The project team has added the outdoor “Autumn Stage” in the rice fields on the southern side of the site, using driftwood left after Typhoon Morakot as recycled materials with local significance. The image shows the Houshan Sawmill of Ziyuan Enterprise Co., Ltd. in Guanshan.
In terms of teaching and talent cultivation, the project actively guides students to transform classroom knowledge into real-world design and implementation capabilities and to participate in national and international competitions. Among these achievements, the proposal for renovating idle space at the Guanshan site won the Gold Award in the “Sustainable Revitalization and Reuse” category at the 2025 Taiwan Sustainable Architecture Design Student Competition, demonstrating the concrete results and impact of USR teaching that integrates local issues with international perspectives.

The Guanshan site renovation proposal won the Gold Award in the “Sustainable Revitalization and Reuse” category at the 2025 Taiwan Sustainable Architecture Design Student Competition, showcasing the tangible outcomes and influence of USR teaching.
Through this MOU signing and collaboration, Taiwan Tech, its Japanese partners, the local government, and the Farmers’ Association will jointly engage in stage space design concepts, teaching practice, and operational discussions.
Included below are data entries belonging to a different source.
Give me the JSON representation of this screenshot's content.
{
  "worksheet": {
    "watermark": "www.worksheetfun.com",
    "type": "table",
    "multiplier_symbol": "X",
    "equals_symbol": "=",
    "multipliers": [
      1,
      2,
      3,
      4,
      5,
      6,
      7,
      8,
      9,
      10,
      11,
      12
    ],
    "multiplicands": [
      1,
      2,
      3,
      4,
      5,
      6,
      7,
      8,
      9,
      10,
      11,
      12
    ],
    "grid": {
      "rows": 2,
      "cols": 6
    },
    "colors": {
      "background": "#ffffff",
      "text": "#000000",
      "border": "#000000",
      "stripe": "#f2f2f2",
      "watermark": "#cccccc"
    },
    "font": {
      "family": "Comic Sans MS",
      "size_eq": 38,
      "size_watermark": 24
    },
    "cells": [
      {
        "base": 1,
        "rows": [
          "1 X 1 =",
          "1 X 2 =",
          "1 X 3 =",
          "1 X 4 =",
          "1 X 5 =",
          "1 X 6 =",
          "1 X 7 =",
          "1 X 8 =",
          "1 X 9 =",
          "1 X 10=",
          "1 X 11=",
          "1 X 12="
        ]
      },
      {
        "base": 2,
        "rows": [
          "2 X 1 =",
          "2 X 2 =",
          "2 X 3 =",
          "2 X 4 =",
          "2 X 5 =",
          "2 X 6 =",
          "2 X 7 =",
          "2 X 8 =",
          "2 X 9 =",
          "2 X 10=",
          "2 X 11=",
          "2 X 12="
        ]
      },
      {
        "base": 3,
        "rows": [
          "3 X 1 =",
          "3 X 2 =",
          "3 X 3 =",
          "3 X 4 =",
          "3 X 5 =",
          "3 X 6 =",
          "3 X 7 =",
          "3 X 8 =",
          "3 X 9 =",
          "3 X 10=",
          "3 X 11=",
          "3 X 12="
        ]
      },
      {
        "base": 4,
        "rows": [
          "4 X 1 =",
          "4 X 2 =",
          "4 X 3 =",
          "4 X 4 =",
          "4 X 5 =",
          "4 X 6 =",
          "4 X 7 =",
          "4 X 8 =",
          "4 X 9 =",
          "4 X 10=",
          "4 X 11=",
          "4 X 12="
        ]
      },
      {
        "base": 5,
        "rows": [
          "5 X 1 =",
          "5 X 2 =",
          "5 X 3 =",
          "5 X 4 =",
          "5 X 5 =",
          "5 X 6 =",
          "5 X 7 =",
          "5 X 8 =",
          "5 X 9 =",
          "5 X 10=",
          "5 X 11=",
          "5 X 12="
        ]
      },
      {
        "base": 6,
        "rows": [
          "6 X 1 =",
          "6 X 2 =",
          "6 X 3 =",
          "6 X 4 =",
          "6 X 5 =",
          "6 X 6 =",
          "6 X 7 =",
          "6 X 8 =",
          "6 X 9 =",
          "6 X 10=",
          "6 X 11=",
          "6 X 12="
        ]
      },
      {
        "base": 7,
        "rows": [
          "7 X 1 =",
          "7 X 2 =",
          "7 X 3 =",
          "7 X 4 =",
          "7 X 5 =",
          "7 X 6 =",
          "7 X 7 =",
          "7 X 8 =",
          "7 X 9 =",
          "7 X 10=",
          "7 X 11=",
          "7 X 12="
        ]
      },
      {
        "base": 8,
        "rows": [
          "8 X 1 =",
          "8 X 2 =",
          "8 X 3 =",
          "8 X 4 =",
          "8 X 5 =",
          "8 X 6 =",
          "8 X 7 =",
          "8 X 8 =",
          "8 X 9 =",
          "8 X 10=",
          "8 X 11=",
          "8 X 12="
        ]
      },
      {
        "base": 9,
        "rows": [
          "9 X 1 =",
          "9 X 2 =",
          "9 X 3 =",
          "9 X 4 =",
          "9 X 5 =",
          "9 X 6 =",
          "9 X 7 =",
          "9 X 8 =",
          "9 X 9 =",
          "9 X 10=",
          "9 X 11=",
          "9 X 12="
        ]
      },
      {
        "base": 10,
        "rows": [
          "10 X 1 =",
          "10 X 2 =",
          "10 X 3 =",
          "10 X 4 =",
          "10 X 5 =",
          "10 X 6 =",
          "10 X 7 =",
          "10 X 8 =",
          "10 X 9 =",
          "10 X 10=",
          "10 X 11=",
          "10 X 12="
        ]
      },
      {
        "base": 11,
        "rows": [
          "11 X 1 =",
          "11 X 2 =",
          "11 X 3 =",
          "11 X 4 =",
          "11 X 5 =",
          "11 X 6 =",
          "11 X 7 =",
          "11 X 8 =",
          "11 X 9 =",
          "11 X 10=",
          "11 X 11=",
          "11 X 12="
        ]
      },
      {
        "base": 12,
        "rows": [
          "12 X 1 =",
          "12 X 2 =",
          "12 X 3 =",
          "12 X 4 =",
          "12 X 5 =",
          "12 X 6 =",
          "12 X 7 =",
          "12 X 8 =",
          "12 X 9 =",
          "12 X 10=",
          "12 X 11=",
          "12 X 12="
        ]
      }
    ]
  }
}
This multi-party participation promotes local practice in which spatial renewal is no longer limited to facility improvement, but instead responds more closely to residents’ practical needs and cultural context, developing into a rural public venue with cultural performance, educational promotion, and tourism potential.
“We hope to create a stage, not an arena,” stated Director Yen-Fang Peng of the Leisure and Tourism Division of the Guanshan Township Farmers’ Association and promoter of the Rice Country School. He emphasized that the stage created by the Rice Country School is not oriented toward competition and winning, but rather serves as an open and inclusive public space, where more local residents and groups can step onto the stage and gradually build confidence through continuous participation and performance. Taiwan Tech’s USR-Hub project “From Fields to Stage: A Local Revitalization Experiment” echoes this vision by integrating architectural expertise, interdisciplinary teaching, and international collaboration to help transform space into a platform that supports cultural performance and resident participation. In doing so, it builds for Guanshan a stage rooted locally yet connected internationally, serving as an important model for promoting local revitalization in aging rural communities.